Entretien

Mourir pour quoi ?

10 min
Bernard Thorette officier supérieur
Alain Joxe sociologue

Les armées françaises ont combattu en ex-Yougoslavie et en Libye. Elles continuent de le faire en Afghanistan. Quand la France doit-elle entrer en guerre dans un conflit qui ne concerne pas son territoire ?

Bernard Thorette. Si l’on s’en tient à son acception classique, la guerre suppose un acte juridique : une déclaration. La France a déclaré la guerre en 1914, en 1939... Mais elle ne l’a fait ni en Indochine, ni en Algérie. De même, l’intervention en Bosnie a évidemment été vécue comme une guerre par les combattants et les civils qui l’ont faite ou subie, mais les pays occidentaux qui s’y sont engagés ne sont pas formellement entrés en guerre. Au départ, ils entendaient simplement intervenir dans le cadre d’une mission d’interposition de l’ONU. Et ce n’est que par la suite qu’ils ont été amenés à participer à des combats.

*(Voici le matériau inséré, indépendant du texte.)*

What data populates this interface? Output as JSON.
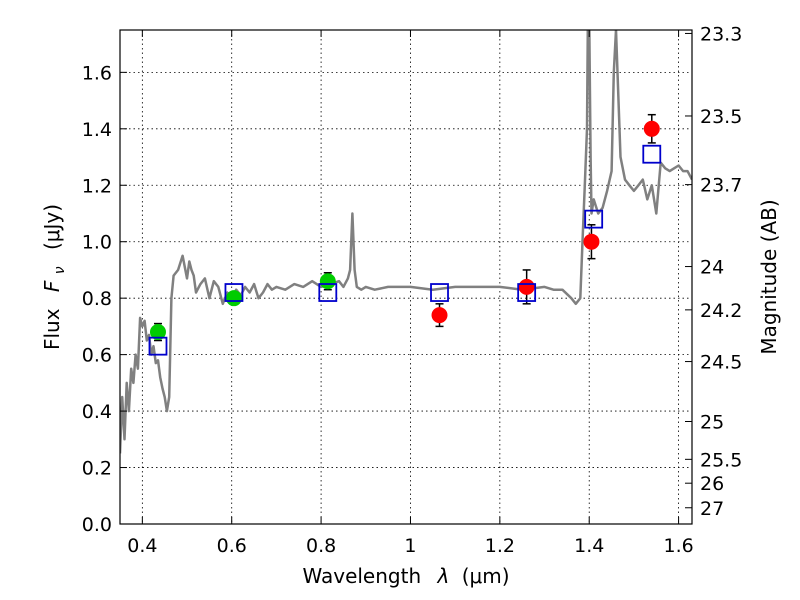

En Afghanistan de même, la France est aujourd’hui impliquée sans avoir jamais déclaré entrer en guerre. La décision d’employer la force militaire en Libye est sans doute ce qui ressemble le plus à une entrée en guerre, mais là encore sans en avoir la forme juridique stricte. Il faut sans doute sortir de la définition classique de la guerre, trop restrictive, face à la complexité des conflits d’aujourd’hui.

Alain Joxe. Il y a guerre à mon sens lorsque des unités militaires au sens large, et donc pas uniquement des armées régulières, sont au combat. Il s’agit d’un phénomène socialement collectif dans lequel les corps armés en présence représentent, de fait sinon de droit, une identité politique. Cette définition me paraît mieux correspondre à la réalité actuelle. Plutôt que d’une entrée en guerre, il faudrait dire que la France décide une opération militaire, qui devient une guerre si elle rencontre sur le terrain une opposition armée organisée.

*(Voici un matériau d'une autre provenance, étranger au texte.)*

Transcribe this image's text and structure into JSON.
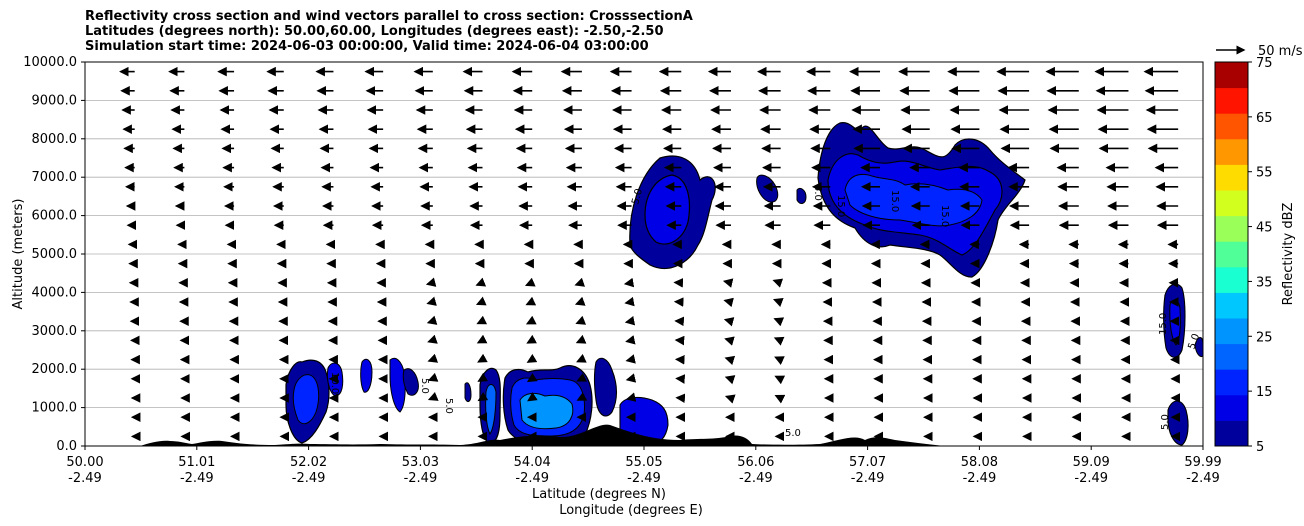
{
  "chart_data": {
    "type": "contour",
    "title_lines": [
      "Reflectivity cross section and wind vectors parallel to cross section: CrosssectionA",
      "Latitudes (degrees north): 50.00,60.00, Longitudes (degrees east): -2.50,-2.50",
      "Simulation start time: 2024-06-03 00:00:00, Valid time: 2024-06-04 03:00:00"
    ],
    "ylabel": "Altitude (meters)",
    "xlabel_lat": "Latitude (degrees N)",
    "xlabel_lon": "Longitude (degrees E)",
    "ylim": [
      0,
      10000
    ],
    "xlim": [
      50.0,
      59.99
    ],
    "y_ticks": [
      "0.0",
      "1000.0",
      "2000.0",
      "3000.0",
      "4000.0",
      "5000.0",
      "6000.0",
      "7000.0",
      "8000.0",
      "9000.0",
      "10000.0"
    ],
    "x_ticks_lat": [
      "50.00",
      "51.01",
      "52.02",
      "53.03",
      "54.04",
      "55.05",
      "56.06",
      "57.07",
      "58.08",
      "59.09",
      "59.99"
    ],
    "x_ticks_lon": [
      "-2.49",
      "-2.49",
      "-2.49",
      "-2.49",
      "-2.49",
      "-2.49",
      "-2.49",
      "-2.49",
      "-2.49",
      "-2.49",
      "-2.49"
    ],
    "grid": "horizontal",
    "colorbar": {
      "label": "Reflectivity dBZ",
      "levels": [
        5,
        10,
        15,
        20,
        25,
        30,
        35,
        40,
        45,
        50,
        55,
        60,
        65,
        70,
        75
      ],
      "tick_labels": [
        "5",
        "15",
        "25",
        "35",
        "45",
        "55",
        "65",
        "75"
      ],
      "colors": [
        "#00009c",
        "#0000e6",
        "#0024ff",
        "#0064ff",
        "#0094ff",
        "#00c8ff",
        "#1affd2",
        "#50ff98",
        "#9aff58",
        "#d2ff1e",
        "#ffdc00",
        "#ff9800",
        "#ff5400",
        "#ff1400",
        "#a80000"
      ]
    },
    "wind_key": "50 m/s",
    "contour_labels": [
      "5.0",
      "10.0",
      "15.0"
    ],
    "terrain_color": "#000000"
  }
}
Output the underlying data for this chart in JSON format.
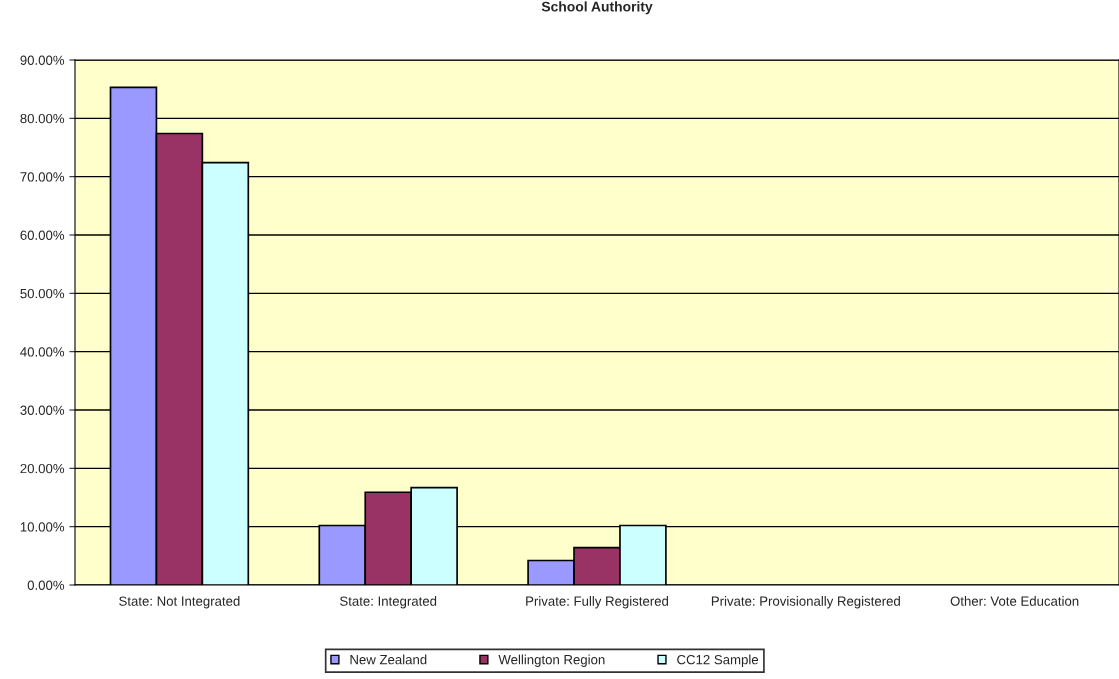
{
  "chart_data": {
    "type": "bar",
    "title": "School Authority",
    "categories": [
      "State: Not Integrated",
      "State: Integrated",
      "Private: Fully Registered",
      "Private: Provisionally Registered",
      "Other: Vote Education"
    ],
    "series": [
      {
        "name": "New Zealand",
        "color": "#9999ff",
        "values": [
          85.3,
          10.2,
          4.2,
          null,
          null
        ]
      },
      {
        "name": "Wellington Region",
        "color": "#993366",
        "values": [
          77.4,
          15.9,
          6.4,
          null,
          null
        ]
      },
      {
        "name": "CC12 Sample",
        "color": "#ccffff",
        "values": [
          72.4,
          16.7,
          10.2,
          null,
          null
        ]
      }
    ],
    "ylim": [
      0,
      90
    ],
    "yticks": [
      {
        "value": 0,
        "label": "0.00%"
      },
      {
        "value": 10,
        "label": "10.00%"
      },
      {
        "value": 20,
        "label": "20.00%"
      },
      {
        "value": 30,
        "label": "30.00%"
      },
      {
        "value": 40,
        "label": "40.00%"
      },
      {
        "value": 50,
        "label": "50.00%"
      },
      {
        "value": 60,
        "label": "60.00%"
      },
      {
        "value": 70,
        "label": "70.00%"
      },
      {
        "value": 80,
        "label": "80.00%"
      },
      {
        "value": 90,
        "label": "90.00%"
      }
    ],
    "grid": "y",
    "legend": "bottom"
  }
}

Dans quels cas la France doit-elle le faire ?

B. T. Plusieurs critères entrent en jeu au moment d’en décider. L’intérêt bien sûr, qui peut être humanitaire, politique, éthique... La légitimité internationale, qui est souvent fournie par le Conseil de sécurité des Nations unies, mais l’intervention de l’Otan au Kosovo s’est faite sans cette caution. La légitimité nationale ensuite, qui est apportée par un vote du Parlement, lequel en France n’intervient généralement qu’en cours de conflit, et aussi par le soutien de l’opinion publique, plus difficile à mesurer. Deux autres critères, techniques, doivent aussi être pris en compte. Le pays a-t-il la capacité, les moyens de tenir si la crise dure ? Comment envisage-t-il les sorties possibles au conflit ?

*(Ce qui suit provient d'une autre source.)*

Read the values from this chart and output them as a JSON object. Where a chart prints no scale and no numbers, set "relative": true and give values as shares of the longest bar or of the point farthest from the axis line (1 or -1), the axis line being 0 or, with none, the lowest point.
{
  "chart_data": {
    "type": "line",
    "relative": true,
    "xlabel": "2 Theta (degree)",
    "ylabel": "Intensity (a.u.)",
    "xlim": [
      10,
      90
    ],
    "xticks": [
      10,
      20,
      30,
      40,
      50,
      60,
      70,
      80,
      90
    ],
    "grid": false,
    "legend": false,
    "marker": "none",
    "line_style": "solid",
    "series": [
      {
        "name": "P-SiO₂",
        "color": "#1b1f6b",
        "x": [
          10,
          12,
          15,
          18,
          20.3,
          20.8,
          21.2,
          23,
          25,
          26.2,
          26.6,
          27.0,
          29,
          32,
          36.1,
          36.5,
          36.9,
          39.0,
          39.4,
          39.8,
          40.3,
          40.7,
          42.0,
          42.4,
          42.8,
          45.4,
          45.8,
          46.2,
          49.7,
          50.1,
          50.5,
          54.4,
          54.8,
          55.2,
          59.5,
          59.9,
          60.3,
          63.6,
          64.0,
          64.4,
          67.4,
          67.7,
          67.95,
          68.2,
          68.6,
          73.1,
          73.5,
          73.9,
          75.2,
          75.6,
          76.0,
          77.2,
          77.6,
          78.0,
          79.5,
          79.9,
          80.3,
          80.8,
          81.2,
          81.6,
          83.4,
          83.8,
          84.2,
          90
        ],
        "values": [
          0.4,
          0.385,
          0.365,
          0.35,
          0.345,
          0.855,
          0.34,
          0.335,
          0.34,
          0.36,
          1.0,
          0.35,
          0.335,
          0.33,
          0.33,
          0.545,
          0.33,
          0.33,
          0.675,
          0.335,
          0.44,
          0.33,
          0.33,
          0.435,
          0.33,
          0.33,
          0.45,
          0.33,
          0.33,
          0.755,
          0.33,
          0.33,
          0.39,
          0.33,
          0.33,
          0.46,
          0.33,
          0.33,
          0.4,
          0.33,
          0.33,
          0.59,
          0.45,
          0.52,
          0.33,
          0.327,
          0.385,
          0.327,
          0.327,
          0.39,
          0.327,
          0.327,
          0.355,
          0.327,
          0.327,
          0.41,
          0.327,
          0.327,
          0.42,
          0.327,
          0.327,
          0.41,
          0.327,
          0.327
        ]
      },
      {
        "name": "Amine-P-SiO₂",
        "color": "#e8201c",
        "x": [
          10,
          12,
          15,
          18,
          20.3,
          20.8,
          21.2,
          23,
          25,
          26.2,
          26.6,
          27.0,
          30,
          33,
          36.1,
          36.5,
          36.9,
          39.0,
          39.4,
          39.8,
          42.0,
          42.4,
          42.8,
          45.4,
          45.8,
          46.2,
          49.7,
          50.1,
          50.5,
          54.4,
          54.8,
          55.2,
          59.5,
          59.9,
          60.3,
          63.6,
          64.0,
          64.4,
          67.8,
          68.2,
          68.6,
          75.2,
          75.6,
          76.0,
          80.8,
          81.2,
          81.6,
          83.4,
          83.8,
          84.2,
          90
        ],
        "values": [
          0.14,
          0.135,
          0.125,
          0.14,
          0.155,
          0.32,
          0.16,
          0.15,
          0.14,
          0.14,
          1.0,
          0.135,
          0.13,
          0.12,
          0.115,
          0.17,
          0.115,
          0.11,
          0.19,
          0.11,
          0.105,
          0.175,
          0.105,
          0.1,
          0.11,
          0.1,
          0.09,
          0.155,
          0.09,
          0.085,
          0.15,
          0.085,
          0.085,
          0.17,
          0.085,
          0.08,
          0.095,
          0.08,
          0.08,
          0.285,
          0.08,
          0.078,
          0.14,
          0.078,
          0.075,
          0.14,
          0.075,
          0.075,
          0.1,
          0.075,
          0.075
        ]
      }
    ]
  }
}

A. J. En pratique, la légitimité nationale sera d’autant plus forte qu’elle coïncidera avec les intérêts bien compris du pays qui a recours à la force armée. L’intervention de la France en Libye peut s’expliquer à la fois par sa volonté d’aider les démocrates de ce pays à se libérer d’un tyran que Paris avait auparavant soutenu, mais aussi de ne pas laisser les ressources pétrolières sombrer dans l’anarchie ou lui échapper totalement. Une raison idéaliste et une raison réaliste.

Qu’est-ce qui motive l’intervention en Afghanistan où la France n’a pas d’intérêts directs, notamment économiques ?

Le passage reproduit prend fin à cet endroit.